Children Need Sleep to Grow and Mature: Puberty Regulated by Sleep Patterns
One minute they are playing power rangers or narrating the lives of dolls and action figures and running almost everywhere; the next minute they're 2 feet taller, their voice is suspiciously lower, and their bedroom door is always closed.
To some parents, puberty seems to hit a child overnight and according to a study published in the Journal of Clinical Endocrinology and Metabolism, It does.

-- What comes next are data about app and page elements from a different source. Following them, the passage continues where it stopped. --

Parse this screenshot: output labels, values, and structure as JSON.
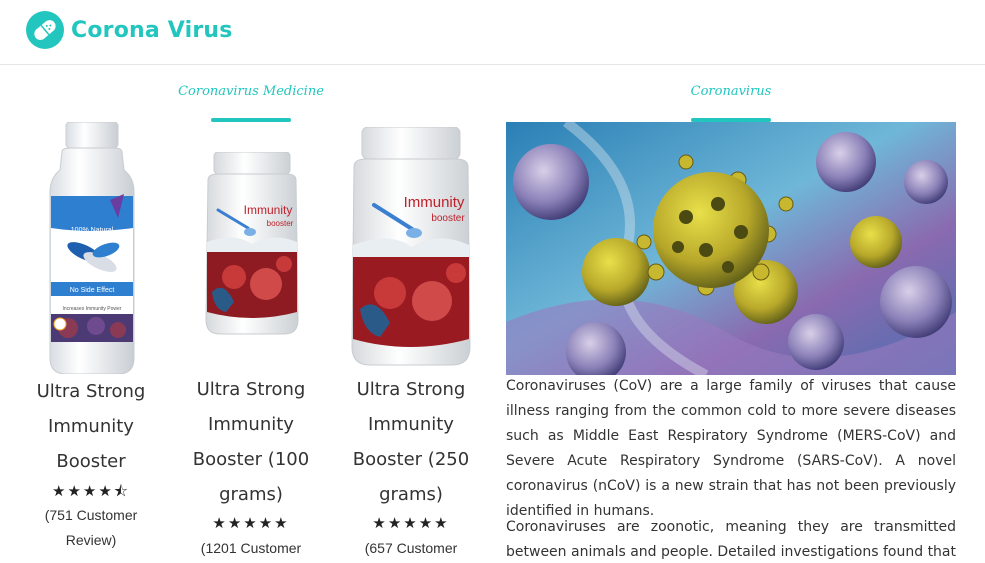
{
  "header": {
    "brand": "Corona Virus",
    "logo_icon": "pill-icon",
    "accent_color": "#22c6bf"
  },
  "sections": {
    "medicine_title": "Coronavirus Medicine",
    "info_title": "Coronavirus"
  },
  "products": [
    {
      "name_lines": [
        "Ultra Strong",
        "Immunity",
        "Booster"
      ],
      "rating": 4.5,
      "stars": "★★★★⯪",
      "review_lines": [
        "(751 Customer",
        "Review)"
      ],
      "label_top": "100% Natural",
      "label_mid": "No Side Effect",
      "label_bottom": "Increases Immunity Power"
    },
    {
      "name_lines": [
        "Ultra Strong",
        "Immunity",
        "Booster (100",
        "grams)"
      ],
      "rating": 5,
      "stars": "★★★★★",
      "review_lines": [
        "(1201 Customer"
      ],
      "label_title": "Immunity",
      "label_sub": "booster"
    },
    {
      "name_lines": [
        "Ultra Strong",
        "Immunity",
        "Booster (250",
        "grams)"
      ],
      "rating": 5,
      "stars": "★★★★★",
      "review_lines": [
        "(657 Customer"
      ],
      "label_title": "Immunity",
      "label_sub": "booster"
    }
  ],
  "article": {
    "p1": "Coronaviruses (CoV) are a large family of viruses that cause illness ranging from the common cold to more severe diseases such as Middle East Respiratory Syndrome (MERS-CoV) and Severe Acute Respiratory Syndrome (SARS-CoV). A novel coronavirus (nCoV) is a new strain that has not been previously identified in humans.",
    "p2": "Coronaviruses are zoonotic, meaning they are transmitted between animals and people. Detailed investigations found that SARS-CoV"
  }
}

Previous studies have shown that puberty begins in the brain, not the body and researchers now posit that the parts of the brain that control puberty are activated during slow-wave sleep, or 'deep' sleep
"If the parts of the brain that activate the reproductive system depend on deep sleep, then we need to be concerned that inadequate or disturbed sleep in children and young adolescents may interfere with normal pubertal maturation," warns Harvard researcher, Natalie Shaw, MD, of Massachusetts General Hospital and Boston Children's Hospital who led the study.
This is especially true, shaw continues, for children diagnosed with sleep disorders.
Recent studies suggest that children are getting less sleep than they require and previously recommended hours of sleep by physicians was found to be 37 minutes less than what they actually need.
In the study, researchers measured pulses of luteinizing hormone (LH) secretion in correlation with specific sleep stages in children ages 9 to 15. LH is directly responsible for regulating the reproductive cycles of mena dn women, triggering ovulation in girls and producing testosterone in boys.
Results showed that the majority of LH pulses that occur after sleep are preceded by deep sleep suggesting that deep sleep is intimately involved in pubertal onset.
Researchers stress the importance of growing children to get adequate amounts of sleep at these stages in order for them to grow to their full potential. Lack of sleep can have implications for the timbre of a boys voice, his height and a females breast size.